Les parties ont été avisées que le prononcé de la décision aurait lieu par mise à disposition au greffe le 15 Juin 2023.
ARRÊT
contradictoire,
Prononcé par mise à disposition au greffe le 15 Juin 2023.
Signé par Madame Michelle SALVAN, Président de Chambre et Mme Karen VANNUCCI, auquel la minute de la décision a été remise par le magistrat signataire.
***
FAITS ET PROCÉDURE
M. [W] [Y] a été engagé par la SNC Hôtel Ambassadeur en qualité de réceptionniste par plusieurs contrats à durée déterminée 'extra' pour les journées du 16 mars 2018, le 17 mars 2018, le 18 mars 2018, le 21 mars 2018, le 23 mars 2018, le 24 mars 2018, le 25 mars 2018, le 26 mars 2018, le 27 mars 2018, le 28 mars 2018, le 29 mars 2018, le 30 mars 2018, le 31 mars 2018, le 1er avril 2018, le 2 avril 2018, le 3 avril 2018, le 6 avril 2018, le 7 avril 2018, le 8 avril 2018, le 11 avril 2018, le 12 avril 2018, le 13 avril 2018, le 14 avril 2018, le 15 et 16 avril 2018, le 25 avril 2018, le 26 avril 2018, le 27 avril 2018, le 28 avril 2018, le 30 avril 2018.
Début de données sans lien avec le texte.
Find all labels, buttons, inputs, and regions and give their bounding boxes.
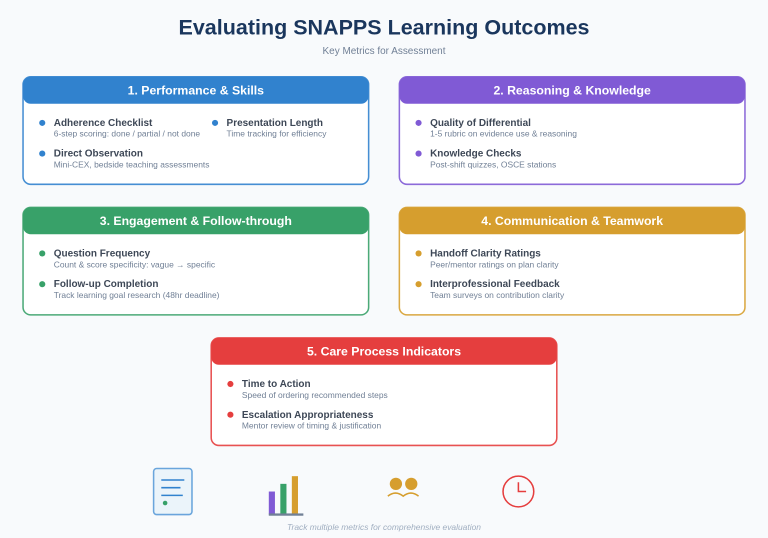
- item: Time to Action: Time to Action: [242, 379, 311, 390]
- panel 1 header: [23, 77, 369, 104]
- icon: document checklist: [154, 468, 192, 515]
- icon: bar chart: [269, 476, 303, 516]
- panel: 5. Care Process Indicators: [211, 338, 557, 445]
- item: Follow-up Completion: Track learning goal research (48hr deadline): [54, 290, 220, 300]
- item: Presentation Length: [212, 118, 327, 139]
- item: Knowledge Checks: Knowledge Checks: [430, 149, 522, 160]
- panel: 1. Performance & Skills: [23, 77, 369, 184]
- panel 5 header: 5. Care Process Indicators: [307, 345, 461, 359]
- item: Presentation Length: Time tracking for efficiency: [227, 129, 327, 139]
- item: Quality of Differential: 1-5 rubric on evidence use & reasoning: [430, 129, 577, 139]
- icon: clock: [503, 476, 534, 507]
- item: Follow-up Completion: Follow-up Completion: [54, 279, 158, 290]
- panel: 4. Communication & Teamwork: [399, 207, 745, 315]
- item: Escalation Appropriateness: [227, 410, 381, 431]
- item: Follow-up Completion: [39, 279, 220, 300]
- panel: 3. Engagement & Follow-through: [23, 207, 369, 315]
- panel 4 header: [399, 207, 745, 234]
- item: Handoff Clarity Ratings: Peer/mentor ratings on plan clarity: [430, 259, 559, 269]
- footer note: Track multiple metrics for comprehensive evaluation: [287, 522, 481, 532]
- item: Escalation Appropriateness: Mentor review of timing & justification: [242, 421, 381, 431]
- item: Time to Action: Speed of ordering recommended steps: [242, 390, 388, 400]
- item: Question Frequency: Count & score specificity: vague → specific: [54, 259, 215, 269]
- panel 2 header: 2. Reasoning & Knowledge: [493, 83, 651, 97]
- item: Quality of Differential: Quality of Differential: [430, 118, 531, 129]
- item: Knowledge Checks: Post-shift quizzes, OSCE stations: [430, 159, 556, 169]
- panel 1 header: 1. Performance & Skills: [128, 83, 264, 97]
- panel 5 header: [211, 338, 557, 365]
- item: Question Frequency: [39, 249, 215, 269]
- panel 3 header: 3. Engagement & Follow-through: [100, 214, 292, 228]
- item: Knowledge Checks: [415, 149, 556, 169]
- panel 4 header: 4. Communication & Teamwork: [481, 214, 663, 228]
- icon: people: [388, 478, 419, 496]
- subtitle: Key Metrics for Assessment: [323, 46, 446, 57]
- panel 3 header: [23, 207, 369, 234]
- item: Adherence Checklist: [39, 118, 200, 139]
- item: Direct Observation: [39, 149, 209, 169]
- item: Direct Observation: Direct Observation: [54, 149, 143, 160]
- item: Handoff Clarity Ratings: [415, 249, 559, 269]
- item: Time to Action: [227, 379, 388, 400]
- item: Interprofessional Feedback: Interprofessional Feedback: [430, 279, 560, 290]
- item: Adherence Checklist: 6-step scoring: done / partial / not done: [54, 129, 200, 139]
- title: Evaluating SNAPPS Learning Outcomes: [179, 16, 590, 40]
- panel: 2. Reasoning & Knowledge: [399, 77, 745, 184]
- item: Handoff Clarity Ratings: Handoff Clarity Ratings: [430, 249, 541, 260]
- item: Interprofessional Feedback: [415, 279, 565, 300]
- panel 2 header: [399, 77, 745, 104]
- item: Escalation Appropriateness: Escalation Appropriateness: [242, 410, 374, 421]
- item: Adherence Checklist: Adherence Checklist: [54, 118, 153, 129]
- item: Direct Observation: Mini-CEX, bedside teaching assessments: [54, 159, 209, 169]
- item: Question Frequency: Question Frequency: [54, 249, 151, 260]
- item: Interprofessional Feedback: Team surveys on contribution clarity: [430, 290, 565, 300]
- item: Presentation Length: Presentation Length: [227, 118, 323, 129]
- item: Quality of Differential: [415, 118, 577, 139]
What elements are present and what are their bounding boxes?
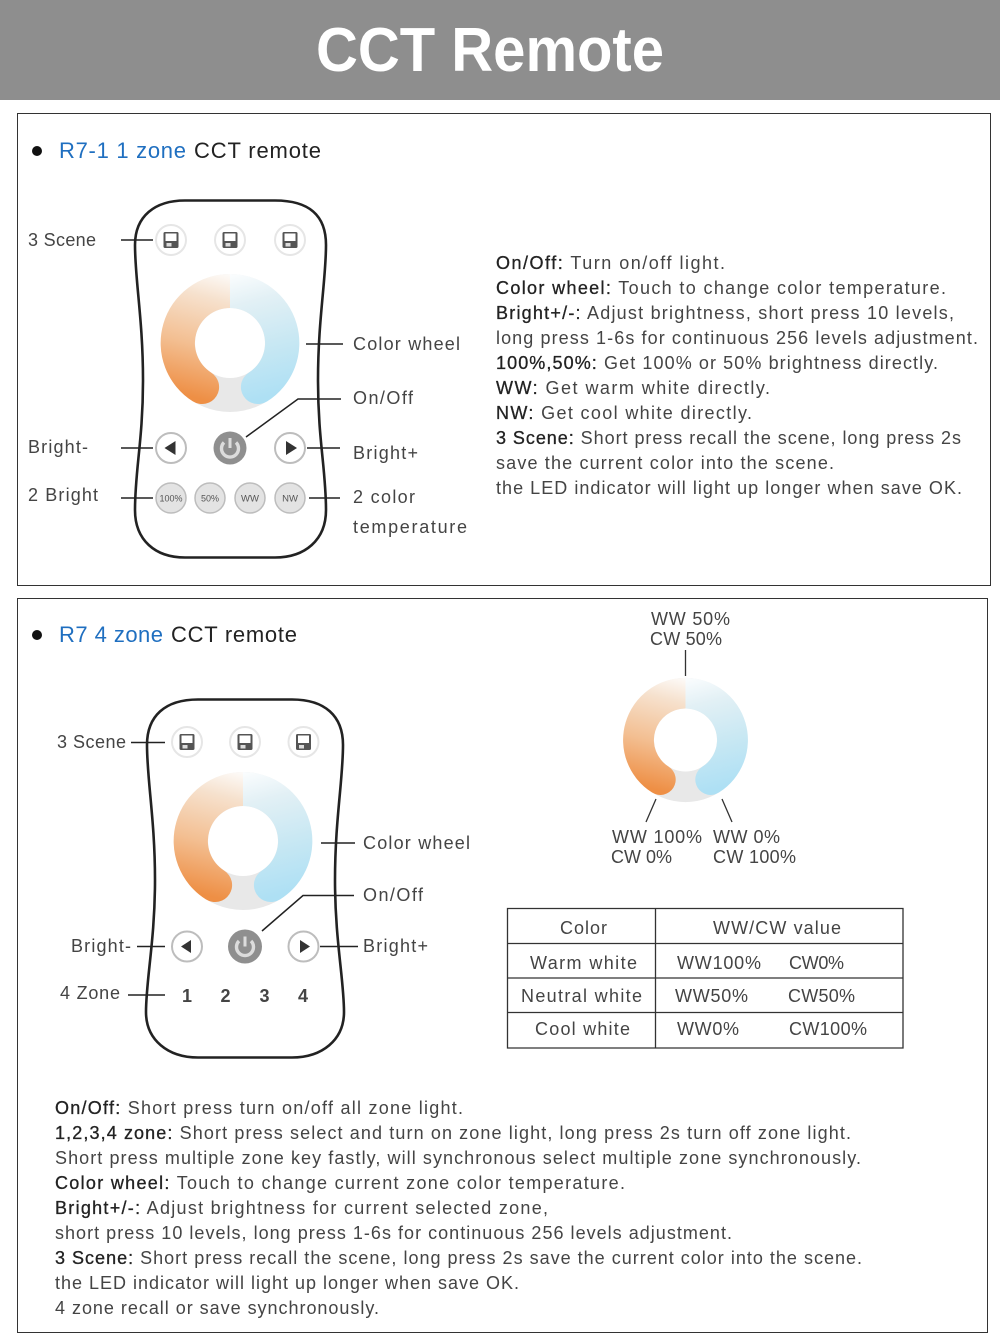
callouts: R7 4 zone labels and leader lines: 4 Zone — [60, 983, 120, 1003]
callouts: R7-1 labels and leader lines: 2 Bright — [28, 485, 98, 505]
text block: R7 4 zone function description: Short press multiple zone key fastly, will synchronous select multiple zone synchronously. — [55, 1148, 861, 1168]
table: WW/CW values: Neutral white — [521, 986, 642, 1006]
callouts: R7-1 labels and leader lines: 2 color — [353, 487, 415, 507]
heading: R7 4 zone: R7 4 zone — [59, 622, 163, 647]
zone keys: 3 — [259, 986, 270, 1006]
text block: R7-1 function description: NW: Get cool white directly. — [496, 403, 752, 423]
table: WW/CW values: Color — [560, 918, 607, 938]
text block: R7-1 function description: the LED indicator will light up longer when save OK. — [496, 478, 962, 498]
text block: R7-1 function description: Bright+/-: Adjust brightness, short press 10 levels, — [496, 303, 954, 323]
text block: R7 4 zone function description — [55, 1098, 862, 1318]
remote: R7 4 zone — [146, 700, 344, 1058]
table: WW/CW values: CW100% — [789, 1019, 867, 1039]
text block: R7 4 zone function description: Bright+/-: Adjust brightness for current selected zone, — [55, 1198, 548, 1218]
color wheel diagram: WW/CW values — [611, 609, 796, 867]
color wheel diagram: WW/CW values: WW 50% — [651, 609, 730, 629]
zone keys: 4 — [298, 986, 308, 1006]
text block: R7-1 function description — [496, 253, 978, 498]
color wheel diagram: WW/CW values: CW 100% — [713, 847, 796, 867]
color wheel — [174, 772, 312, 910]
table: WW/CW values: WW100% — [677, 953, 761, 973]
text block: R7 4 zone function description: Color wheel: Touch to change current zone color temperature. — [55, 1173, 625, 1193]
color wheel — [623, 678, 748, 802]
zone keys: 2 — [220, 986, 231, 1006]
text block: R7 4 zone function description: 1,2,3,4 zone: Short press select and turn on zone light, long press 2s turn off zone light. — [55, 1123, 851, 1143]
table: WW/CW values: WW/CW value — [713, 918, 841, 938]
table: WW/CW values: Warm white — [530, 953, 637, 973]
callouts: R7 4 zone labels and leader lines: Color wheel — [363, 833, 470, 853]
icon: power button — [214, 432, 246, 464]
icon: bright+ button — [288, 932, 318, 962]
heading: R7-1: R7-1 1 zone — [59, 138, 186, 163]
callouts: R7 4 zone labels and leader lines: Bright- — [71, 936, 131, 956]
icon: bright- button — [172, 932, 202, 962]
remote: R7-1 — [135, 200, 326, 558]
text block: R7 4 zone function description: the LED indicator will light up longer when save OK. — [55, 1273, 519, 1293]
text block: R7 4 zone function description: short press 10 levels, long press 1-6s for continuous 256 levels adjustment. — [55, 1223, 732, 1243]
callouts: R7 4 zone labels and leader lines: Bright+ — [363, 936, 428, 956]
table: WW/CW values — [508, 908, 903, 1048]
brightness and colour buttons: WW — [241, 494, 259, 504]
callouts: R7-1 labels and leader lines: Bright+ — [353, 443, 418, 463]
text block: R7-1 function description: long press 1-6s for continuous 256 levels adjustment. — [496, 328, 978, 348]
callouts: R7 4 zone labels and leader lines — [57, 732, 470, 1003]
icon: bright+ button — [275, 433, 305, 463]
icon: scene buttons — [156, 225, 305, 255]
icon: power button — [228, 930, 262, 964]
text block: R7 4 zone function description: 4 zone recall or save synchronously. — [55, 1298, 379, 1318]
text block: R7-1 function description: 100%,50%: Get 100% or 50% brightness directly. — [496, 353, 938, 373]
table: WW/CW values: Cool white — [535, 1019, 630, 1039]
color wheel diagram: WW/CW values: CW 0% — [611, 847, 672, 867]
heading: R7-1 — [32, 138, 321, 163]
callouts: R7 4 zone labels and leader lines: On/Off — [363, 885, 424, 905]
brightness and colour buttons: 50% — [201, 494, 219, 504]
brightness and colour buttons: 100% — [159, 494, 183, 504]
callouts: R7-1 labels and leader lines: temperature — [353, 517, 467, 537]
color wheel diagram: WW/CW values: CW 50% — [650, 629, 722, 649]
color wheel diagram: WW/CW values: WW 100% — [612, 827, 702, 847]
icon: scene buttons — [172, 727, 318, 757]
table: WW/CW values: CW0% — [789, 953, 844, 973]
heading: R7-1: CCT remote — [194, 138, 321, 163]
panel: R7 4 zone CCT remote — [18, 598, 988, 1332]
text block: R7-1 function description: 3 Scene: Short press recall the scene, long press 2s — [496, 428, 961, 448]
callouts: R7-1 labels and leader lines: Bright- — [28, 437, 88, 457]
zone keys: 1 — [182, 986, 192, 1006]
text block: R7-1 function description: On/Off: Turn on/off light. — [496, 253, 725, 273]
color wheel — [161, 274, 299, 412]
header banner — [0, 0, 1000, 100]
heading: R7 4 zone — [32, 622, 297, 647]
callouts: R7-1 labels and leader lines: Color wheel — [353, 334, 460, 354]
text block: R7-1 function description: Color wheel: Touch to change color temperature. — [496, 278, 946, 298]
callouts: R7-1 labels and leader lines: 3 Scene — [28, 230, 96, 250]
brightness and colour buttons — [156, 483, 305, 513]
title: CCT Remote — [316, 16, 664, 85]
table: WW/CW values: WW0% — [677, 1019, 739, 1039]
text block: R7 4 zone function description: 3 Scene: Short press recall the scene, long press 2s save the current color into the scene. — [55, 1248, 862, 1268]
zone keys — [182, 986, 308, 1006]
table: WW/CW values: WW50% — [675, 986, 748, 1006]
color wheel diagram: WW/CW values: WW 0% — [713, 827, 780, 847]
text block: R7-1 function description: save the current color into the scene. — [496, 453, 834, 473]
callouts: R7 4 zone labels and leader lines: 3 Scene — [57, 732, 126, 752]
callouts: R7-1 labels and leader lines: On/Off — [353, 388, 414, 408]
panel: R7-1 1 zone CCT remote — [18, 114, 990, 586]
table: WW/CW values: CW50% — [788, 986, 855, 1006]
text block: R7 4 zone function description: On/Off: Short press turn on/off all zone light. — [55, 1098, 463, 1118]
heading: R7 4 zone: CCT remote — [171, 622, 297, 647]
text block: R7-1 function description: WW: Get warm white directly. — [496, 378, 770, 398]
callouts: R7-1 labels and leader lines — [28, 230, 467, 537]
brightness and colour buttons: NW — [282, 494, 298, 504]
icon: bright- button — [156, 433, 186, 463]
A compter du 1er mai 2018 jusqu'au 1er novembre 2018, il a été engagé en qualité de réceptionniste tournant par contrat à durée déterminé saisonnier, moyennant un salaire brut de base de 1 635 euros pour une durée de travail mensuelle de 151, 67 heures.
Les relations contractuelles entre les parties étaient soumises à la convention collective nationale des hôtels, cafés et restaurants du 30 avril 1997.
Le 11 mai 2018, par courrier remis en main propre, M. [W] a été informé de la rupture de la période d'essai de son contrat de travail à compter du 13 mai 2018.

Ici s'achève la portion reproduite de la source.